Loglikelihood_dif<-2*(logLik(m2)-logLik(m1))
Loglikelihood_dif
## 'log Lik.' 4159.337 (df=4)
pchisq(Loglikelihood_dif,df=1,lower.tail = F) #Tinh p value
## 'log Lik.' 0 (df=4)
# Comment: This very large chi-square (very low p value) strongly suggests the negative binomialmodel, which estimates the dispersion parameter, is more appropriate than the Poisson model
3. Check goodness-of-fit (xem model co fit voi data khong)
deviance(m2)
## [1] 259.7574
df.residual(m2)
## [1] 216
# deviance va df.residual gan nhu nhau--> Co the fit
# Thu so sanh hai gia tri nay bang Chi-square test
with(m2, cbind(res.deviance = deviance, df = df.residual,
p = pchisq(deviance, df.residual, lower.tail=FALSE)))
## res.deviance df p
## [1,] 259.7574 216 0.02224544
# Comments: p significant ---> khac biet rat nho
4. Tinh Incident Rate ratio
(est <- cbind(Estimate = coef(m2), confint(m2)))

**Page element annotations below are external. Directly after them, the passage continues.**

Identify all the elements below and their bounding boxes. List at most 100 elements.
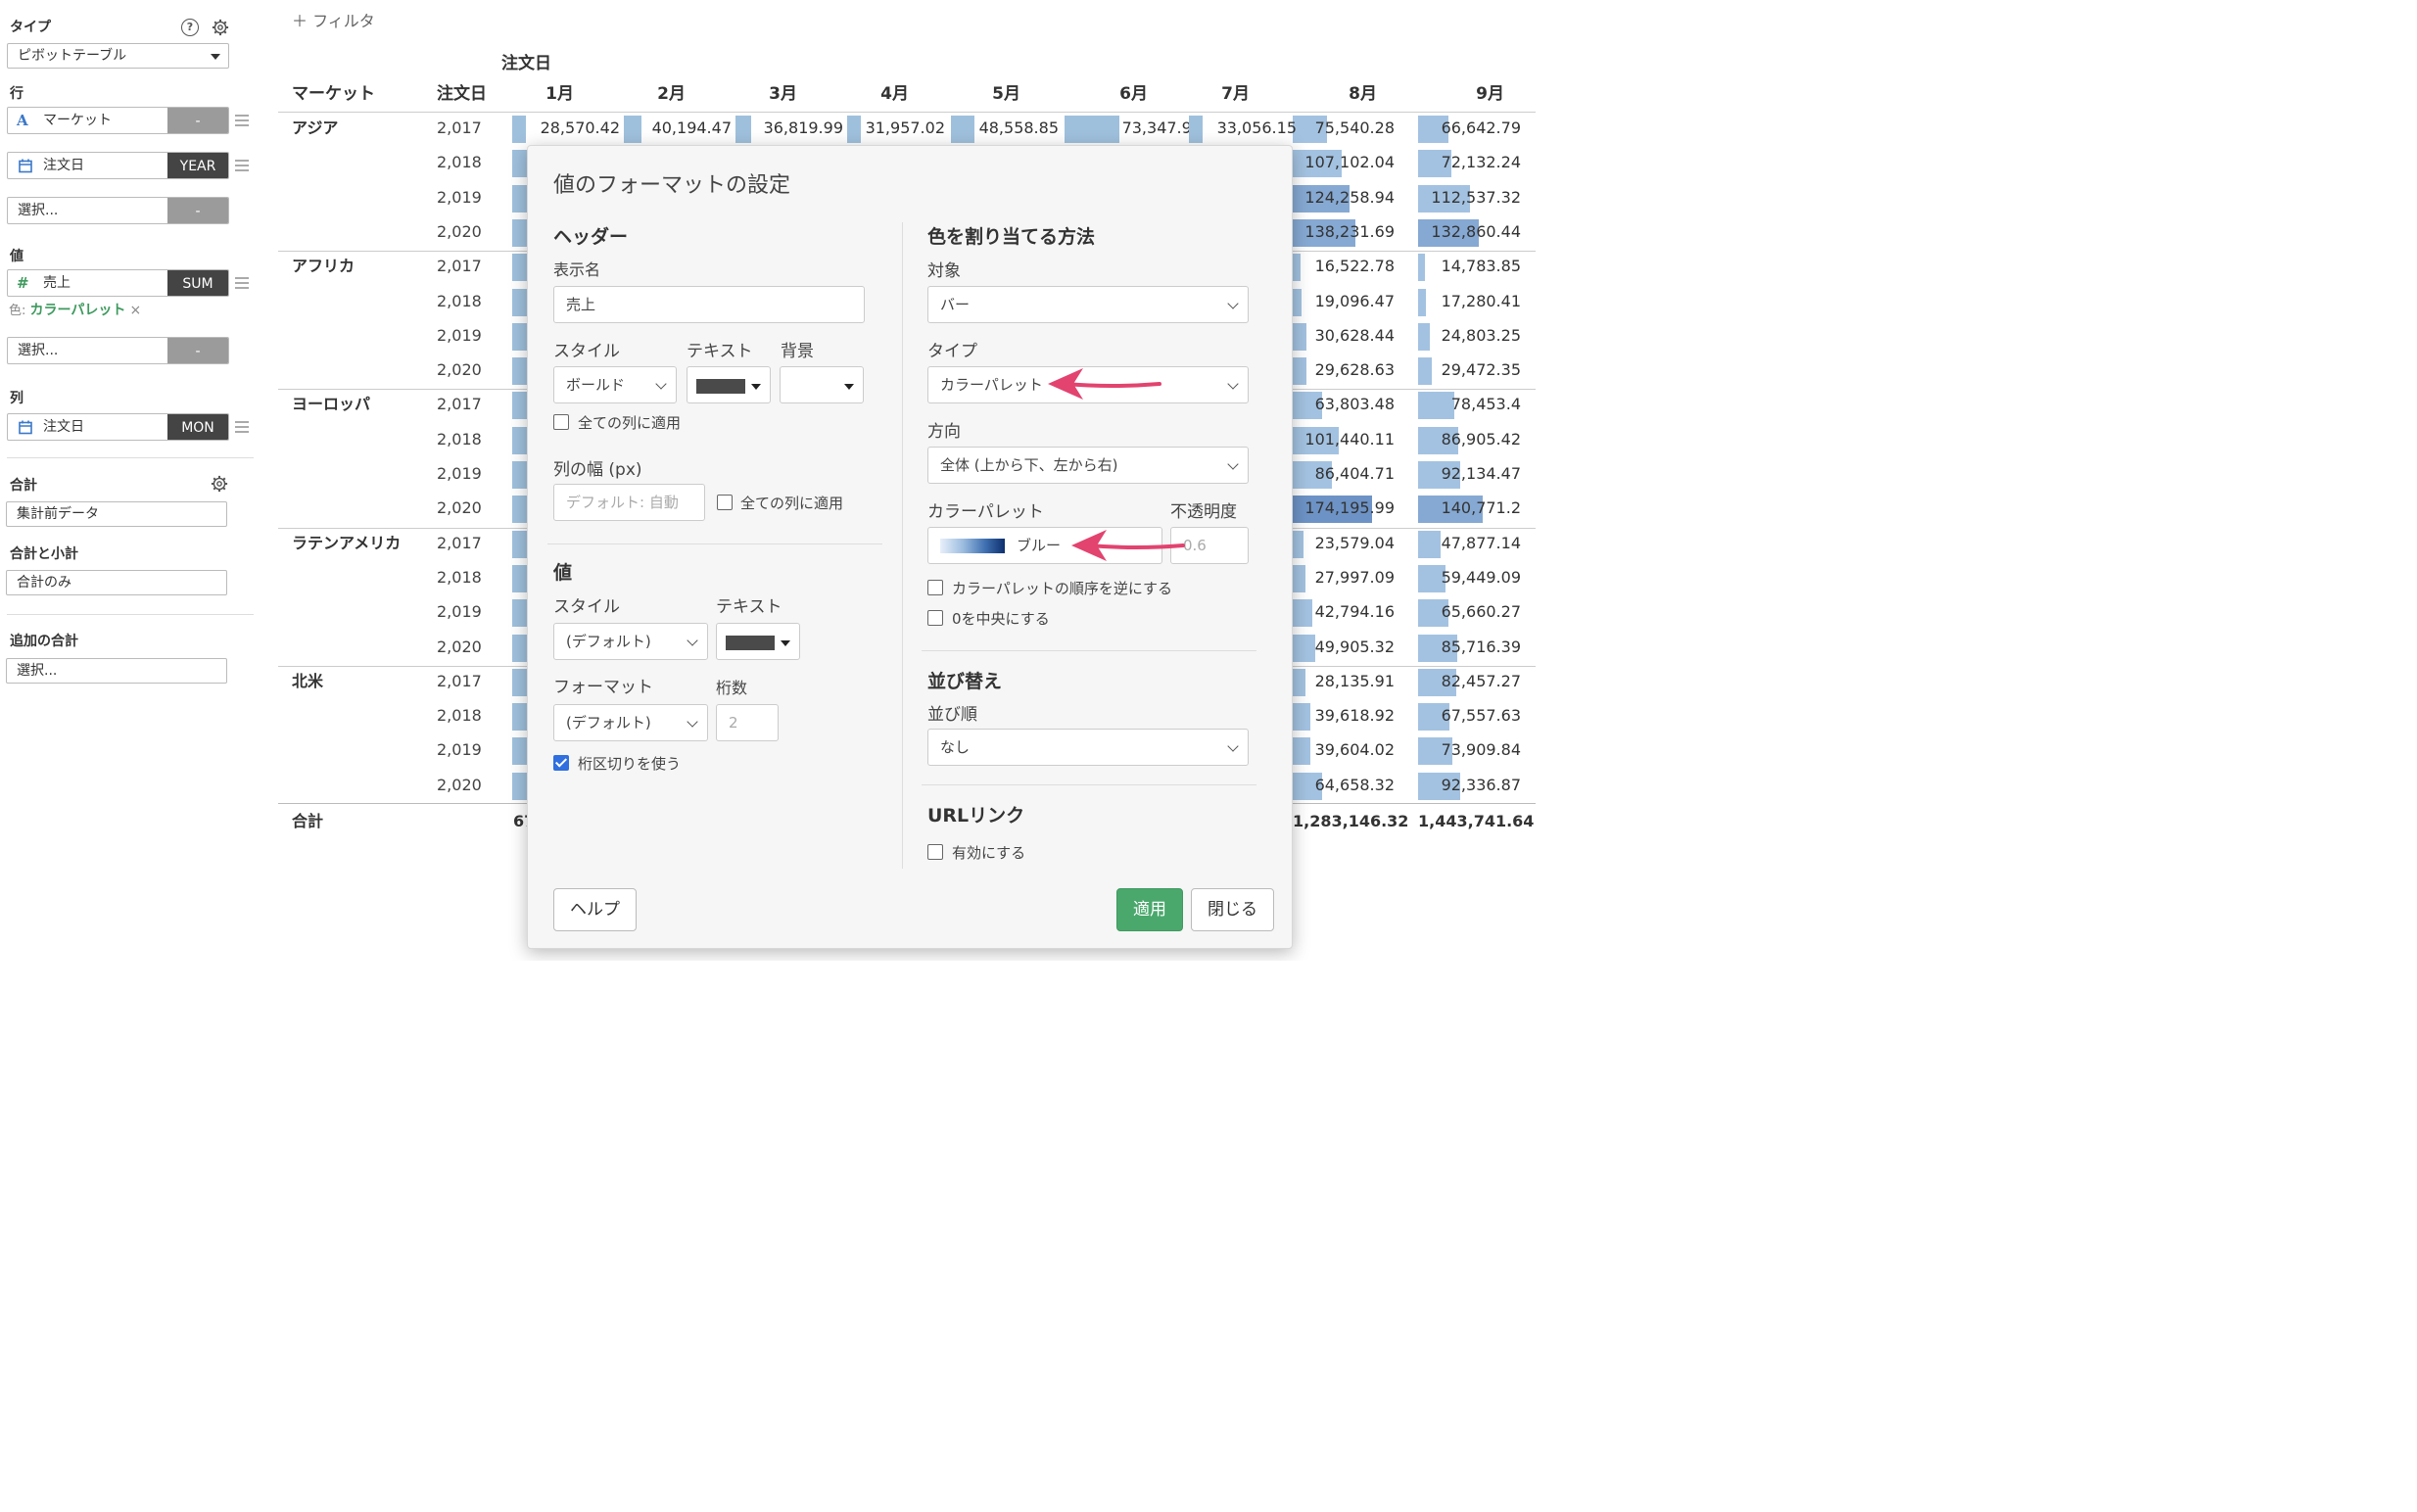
zero-center-checkbox[interactable] xyxy=(927,610,943,626)
chart-type-value: ピボットテーブル xyxy=(18,48,127,64)
year-cell: 2,017 xyxy=(437,395,482,414)
help-icon[interactable]: ? xyxy=(181,19,199,36)
close-button[interactable]: 閉じる xyxy=(1191,888,1274,931)
row-header-orderdate: 注文日 xyxy=(437,84,487,104)
value-cell: 86,905.42 xyxy=(1441,429,1521,449)
value-cell: 64,658.32 xyxy=(1314,775,1395,794)
year-cell: 2,018 xyxy=(437,153,482,172)
reverse-palette-label: カラーパレットの順序を逆にする xyxy=(952,580,1173,597)
value-cell: 28,135.91 xyxy=(1314,671,1395,690)
year-cell: 2,020 xyxy=(437,775,482,794)
drag-handle-icon[interactable] xyxy=(235,277,249,292)
month-header: 7月 xyxy=(1221,84,1250,104)
color-section-title: 色を割り当てる方法 xyxy=(927,226,1096,248)
direction-select[interactable]: 全体 (上から下、左から右) xyxy=(927,447,1249,484)
data-bar xyxy=(512,496,528,524)
row-field-market[interactable]: A マーケット - xyxy=(7,107,229,134)
sort-order-select[interactable]: なし xyxy=(927,729,1249,766)
value-cell: 29,628.63 xyxy=(1314,360,1395,380)
value-cell: 75,540.28 xyxy=(1314,118,1395,137)
blue-palette-swatch xyxy=(940,539,1005,553)
column-field-label: 注文日 xyxy=(43,419,84,435)
value-cell: 101,440.11 xyxy=(1304,429,1395,449)
sort-order-value: なし xyxy=(940,738,971,756)
data-bar xyxy=(512,426,528,454)
target-select[interactable]: バー xyxy=(927,286,1249,323)
value-cell: 29,472.35 xyxy=(1441,360,1521,380)
color-palette-link[interactable]: カラーパレット xyxy=(30,303,126,318)
row-field-function-button[interactable]: YEAR xyxy=(167,153,228,178)
thousands-separator-checkbox[interactable] xyxy=(553,755,569,771)
drag-handle-icon[interactable] xyxy=(235,160,249,174)
year-cell: 2,019 xyxy=(437,325,482,345)
value-field-select[interactable]: 選択... - xyxy=(7,337,229,364)
divider xyxy=(7,614,254,615)
gear-icon[interactable] xyxy=(212,19,229,36)
url-enable-label: 有効にする xyxy=(952,844,1026,862)
data-bar xyxy=(512,737,528,766)
header-style-value: ボールド xyxy=(566,376,626,394)
value-field-sales[interactable]: # 売上 SUM xyxy=(7,269,229,297)
chart-settings-sidebar: タイプ ? ピボットテーブル 行 A マーケット - 注文日 YEAR 選択..… xyxy=(0,0,262,961)
total-select[interactable]: 集計前データ xyxy=(6,501,227,527)
apply-button[interactable]: 適用 xyxy=(1116,888,1183,931)
row-field-orderdate[interactable]: 注文日 YEAR xyxy=(7,152,229,179)
extra-total-select[interactable]: 選択... xyxy=(6,658,227,684)
value-cell: 17,280.41 xyxy=(1441,291,1521,310)
value-select-function-button[interactable]: - xyxy=(167,338,228,363)
row-field-select[interactable]: 選択... - xyxy=(7,197,229,224)
value-cell: 140,771.2 xyxy=(1441,498,1521,518)
market-label: 北米 xyxy=(292,671,324,690)
url-enable-checkbox[interactable] xyxy=(927,844,943,860)
subtotal-value: 合計のみ xyxy=(17,575,71,591)
value-cell: 23,579.04 xyxy=(1314,533,1395,552)
month-header: 6月 xyxy=(1119,84,1148,104)
year-cell: 2,017 xyxy=(437,671,482,690)
header-bg-color-picker[interactable] xyxy=(780,366,864,403)
value-cell: 30,628.44 xyxy=(1314,325,1395,345)
column-field-function-button[interactable]: MON xyxy=(167,414,228,440)
annotation-arrow-icon xyxy=(1071,530,1185,561)
thousands-separator-label: 桁区切りを使う xyxy=(578,755,682,773)
value-field-function-button[interactable]: SUM xyxy=(167,270,228,296)
gear-icon[interactable] xyxy=(211,475,228,493)
help-button[interactable]: ヘルプ xyxy=(553,888,637,931)
data-bar xyxy=(512,288,528,316)
total-label: 合計 xyxy=(10,478,37,494)
drag-handle-icon[interactable] xyxy=(235,115,249,129)
subtotal-select[interactable]: 合計のみ xyxy=(6,570,227,595)
header-section-title: ヘッダー xyxy=(553,226,629,248)
drag-handle-icon[interactable] xyxy=(235,421,249,436)
format-select[interactable]: (デフォルト) xyxy=(553,704,708,741)
column-field-orderdate[interactable]: 注文日 MON xyxy=(7,413,229,441)
column-width-input[interactable]: デフォルト: 自動 xyxy=(553,484,705,521)
digits-input[interactable]: 2 xyxy=(716,704,779,741)
row-select-function-button[interactable]: - xyxy=(167,198,228,223)
value-cell: 14,783.85 xyxy=(1441,257,1521,276)
color-swatch xyxy=(696,379,745,394)
value-style-select[interactable]: (デフォルト) xyxy=(553,623,708,660)
header-style-select[interactable]: ボールド xyxy=(553,366,677,403)
add-filter-button[interactable]: ＋ フィルタ xyxy=(292,12,375,31)
display-name-input[interactable]: 売上 xyxy=(553,286,865,323)
data-bar xyxy=(512,357,528,386)
data-bar xyxy=(512,668,528,696)
reverse-palette-checkbox[interactable] xyxy=(927,580,943,595)
value-text-color-picker[interactable] xyxy=(716,623,800,660)
row-field-function-button[interactable]: - xyxy=(167,108,228,133)
text-type-icon: A xyxy=(17,112,28,129)
divider xyxy=(922,650,1256,651)
value-cell: 59,449.09 xyxy=(1441,567,1521,587)
calendar-icon xyxy=(19,420,32,435)
value-cell: 107,102.04 xyxy=(1304,153,1395,172)
chart-type-select[interactable]: ピボットテーブル xyxy=(7,43,229,69)
value-cell: 73,347.93 xyxy=(1121,118,1202,137)
value-cell: 65,660.27 xyxy=(1441,602,1521,622)
width-apply-all-checkbox[interactable] xyxy=(717,495,733,510)
caret-down-icon xyxy=(844,384,854,390)
header-text-color-picker[interactable] xyxy=(687,366,771,403)
header-apply-all-checkbox[interactable] xyxy=(553,414,569,430)
value-style-value: (デフォルト) xyxy=(566,633,651,650)
remove-color-icon[interactable]: × xyxy=(130,303,142,318)
value-cell: 36,819.99 xyxy=(763,118,843,137)
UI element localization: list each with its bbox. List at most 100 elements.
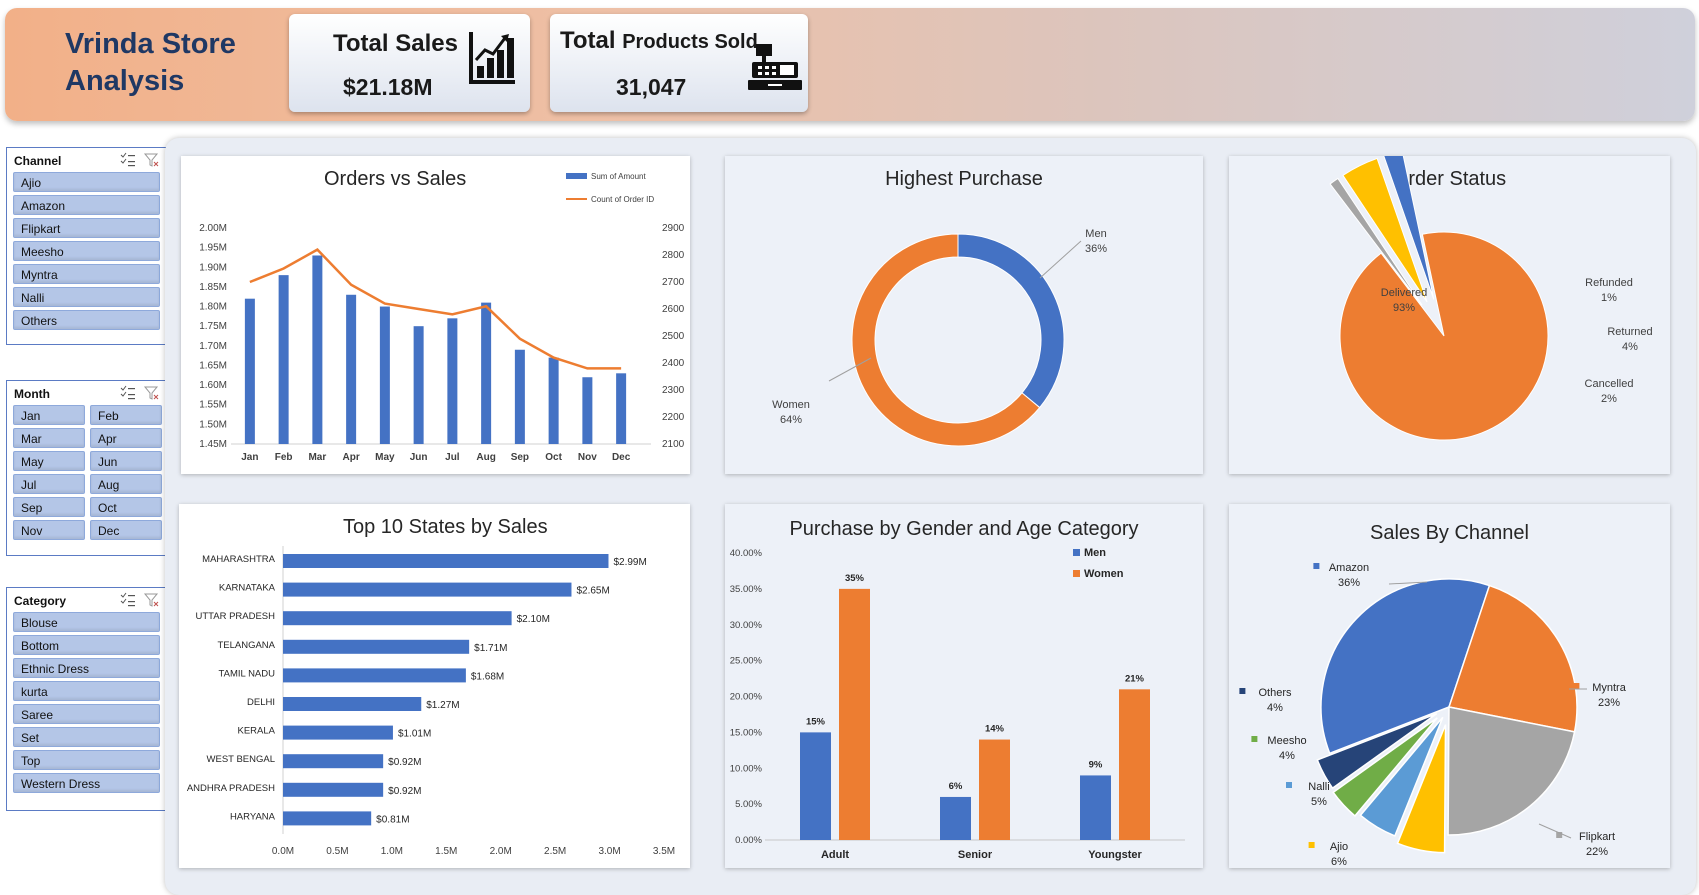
bar-state-sales (283, 811, 372, 826)
bar-state-sales (283, 611, 512, 626)
slice-label-delivered: Delivered (1381, 287, 1427, 299)
bar-women (839, 588, 870, 840)
slicer-item-apr[interactable]: Apr (90, 428, 162, 448)
slice-pct-cancelled: 2% (1601, 393, 1617, 405)
slicer-item-jan[interactable]: Jan (13, 405, 85, 425)
slicer-item-jul[interactable]: Jul (13, 474, 85, 494)
legend-swatch-others (1239, 688, 1246, 694)
clear-filter-icon[interactable] (143, 153, 159, 167)
x-axis-tick: Sep (511, 452, 529, 463)
slicer-item-nov[interactable]: Nov (13, 520, 85, 540)
legend-swatch-ajio (1308, 842, 1315, 848)
slicer-item-western-dress[interactable]: Western Dress (13, 773, 160, 793)
bar-state-sales (283, 639, 470, 654)
bar-sum-of-amount (514, 349, 525, 444)
y-axis-left-tick: 2.00M (199, 223, 227, 234)
bar-men (800, 732, 831, 840)
slicer-item-may[interactable]: May (13, 451, 85, 471)
clear-filter-icon[interactable] (143, 386, 159, 400)
slice-pct-flipkart: 22% (1586, 846, 1608, 858)
slicer-item-bottom[interactable]: Bottom (13, 635, 160, 655)
slicer-channel-title: Channel (14, 154, 62, 168)
y-axis-tick: KERALA (238, 726, 276, 737)
slicer-item-oct[interactable]: Oct (90, 497, 162, 517)
bar-sum-of-amount (346, 294, 357, 444)
slice-label-women: Women (772, 399, 810, 411)
kpi-total-sales-title: Total Sales (333, 30, 458, 57)
y-axis-tick: 0.00% (735, 835, 762, 846)
x-axis-tick: 3.5M (653, 846, 675, 857)
slicer-item-mar[interactable]: Mar (13, 428, 85, 448)
slice-pct-nalli: 5% (1311, 796, 1327, 808)
x-axis-tick: Senior (958, 849, 993, 861)
y-axis-right-tick: 2900 (662, 223, 685, 234)
clear-filter-icon[interactable] (143, 593, 159, 607)
bar-value-label: $0.92M (388, 757, 421, 768)
slicer-item-saree[interactable]: Saree (13, 704, 160, 724)
slicer-item-ethnic-dress[interactable]: Ethnic Dress (13, 658, 160, 678)
slice-pct-myntra: 23% (1598, 697, 1620, 709)
slicer-item-nalli[interactable]: Nalli (13, 287, 160, 307)
slicer-item-sep[interactable]: Sep (13, 497, 85, 517)
bar-value-label: $0.92M (388, 786, 421, 797)
bar-sum-of-amount (582, 377, 593, 444)
order-status-chart: Delivered 93% Refunded 1% Returned 4% Cancelle… (1329, 156, 1653, 441)
slice-label-flipkart: Flipkart (1579, 831, 1615, 843)
slicer-category-title: Category (14, 594, 67, 608)
y-axis-left-tick: 1.55M (199, 400, 227, 411)
x-axis-tick: Feb (275, 452, 293, 463)
panel-gender-age: Purchase by Gender and Age Category 0.00… (725, 504, 1203, 868)
y-axis-tick: HARYANA (230, 811, 276, 822)
y-axis-right-tick: 2300 (662, 385, 685, 396)
slicer-item-meesho[interactable]: Meesho (13, 241, 160, 261)
bar-value-label: $1.71M (474, 643, 507, 654)
bar-sum-of-amount (548, 357, 559, 444)
panel-orders-vs-sales: Orders vs Sales 1.45M 1.50M 1.55M 1.60M 1.65… (181, 156, 690, 474)
slice-pct-returned: 4% (1622, 341, 1638, 353)
legend-swatch-men (1073, 549, 1080, 556)
y-axis-right-tick: 2100 (662, 439, 685, 450)
legend-swatch-nalli (1286, 782, 1292, 788)
multi-select-icon[interactable] (120, 592, 135, 607)
slicer-item-set[interactable]: Set (13, 727, 160, 747)
kpi-total-sales: Total Sales $21.18M (289, 14, 530, 112)
multi-select-icon[interactable] (120, 385, 135, 400)
y-axis-tick: UTTAR PRADESH (195, 611, 275, 622)
slice-pct-others: 4% (1267, 702, 1283, 714)
bar-state-sales (283, 754, 384, 769)
multi-select-icon[interactable] (120, 152, 135, 167)
donut-slice-men (957, 233, 1065, 409)
y-axis-right-tick: 2200 (662, 412, 685, 423)
legend-swatch-amazon (1313, 563, 1320, 569)
bar-sum-of-amount (312, 255, 323, 444)
slicer-item-amazon[interactable]: Amazon (13, 195, 160, 215)
slicer-item-myntra[interactable]: Myntra (13, 264, 160, 284)
slicer-item-feb[interactable]: Feb (90, 405, 162, 425)
slice-label-returned: Returned (1607, 326, 1652, 338)
slicer-item-top[interactable]: Top (13, 750, 160, 770)
y-axis-right-tick: 2500 (662, 331, 685, 342)
bar-sum-of-amount (379, 306, 390, 444)
slicer-item-kurta[interactable]: kurta (13, 681, 160, 701)
line-count-of-order-id (249, 248, 622, 370)
slicer-item-ajio[interactable]: Ajio (13, 172, 160, 192)
panel-highest-purchase: Highest Purchase Men 36% Women 64% (725, 156, 1203, 474)
slicer-item-jun[interactable]: Jun (90, 451, 162, 471)
bar-women (1119, 689, 1150, 840)
bar-value-label: 6% (949, 781, 963, 792)
y-axis-tick: 35.00% (730, 584, 763, 595)
y-axis-left-tick: 1.45M (199, 439, 227, 450)
slice-pct-meesho: 4% (1279, 750, 1295, 762)
slicer-item-others[interactable]: Others (13, 310, 160, 330)
legend-swatch-sum-of-amount (566, 173, 587, 179)
y-axis-tick: KARNATAKA (219, 583, 276, 594)
slicer-item-blouse[interactable]: Blouse (13, 612, 160, 632)
bar-state-sales (283, 697, 422, 711)
slicer-item-aug[interactable]: Aug (90, 474, 162, 494)
panel-order-status: Order Status Delivered 93% Refunded 1% Retur… (1229, 156, 1670, 474)
kpi-products-sold: Total Products Sold 31,047 (550, 14, 808, 112)
slicer-item-dec[interactable]: Dec (90, 520, 162, 540)
slicer-item-flipkart[interactable]: Flipkart (13, 218, 160, 238)
y-axis-tick: MAHARASHTRA (202, 554, 276, 565)
y-axis-tick: 40.00% (730, 548, 763, 559)
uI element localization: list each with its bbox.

## Waiting for profiling to be done...
## Estimate 2.5 % 97.5 %
## (Intercept) 4.4008470180 3.236266598 5.6025507155
## REE -0.0009491715 -0.001596397 -0.0003007758
## Gender2 -0.0330036864 -0.464153232 0.3880722325
exp(est) # Tinh IRR
## Estimate 2.5 % 97.5 %
## (Intercept) 81.5198882 25.4385718 271.1170687
## REE 0.9990513 0.9984049 0.9996993
## Gender2 0.9675350 0.6286672 1.4741363
# Comments 1: For each unit increase in REE, the IRR of MB_score decrease as 0.1%
# Comments 2: No gender effect in predicting MB_score
5. Tinh Predictive Probability
newdata2 <- data.frame(
REE = rep(seq(from = min(data$REE), to = max(data$REE), length.out = 100), 2),
Gender = factor(rep(1:2, each = 100), levels = 1:2, labels =levels(data$Gender)))
newdata2 <- cbind(newdata2, predict(m2, newdata2, type = "link", se.fit=TRUE))
newdata2 <- within(newdata2, {
MB_score <- exp(fit)
LL <- exp(fit - 1.96 * se.fit)
UL <- exp(fit + 1.96 * se.fit)
}) # Tinh predictive probability
ggplot(newdata2, aes(REE, MB_score)) +
geom_ribbon(aes(ymin = LL, ymax = UL, fill = Gender), alpha = .25) +
geom_line(aes(colour = Gender), size = 2) +
labs(x = "REE", y = "Predicted MB_score") # Ve PP bang ggplot2
# Comments 1: Higher REE is related with lower MB_score
# Comments 2:No gender effect
IV. Things to consider
1.Is there a more appropriate model using REE to predict MB_score?
2.If MB_score is higher when REE is high or low, and is low with medium REE, what model should be tested?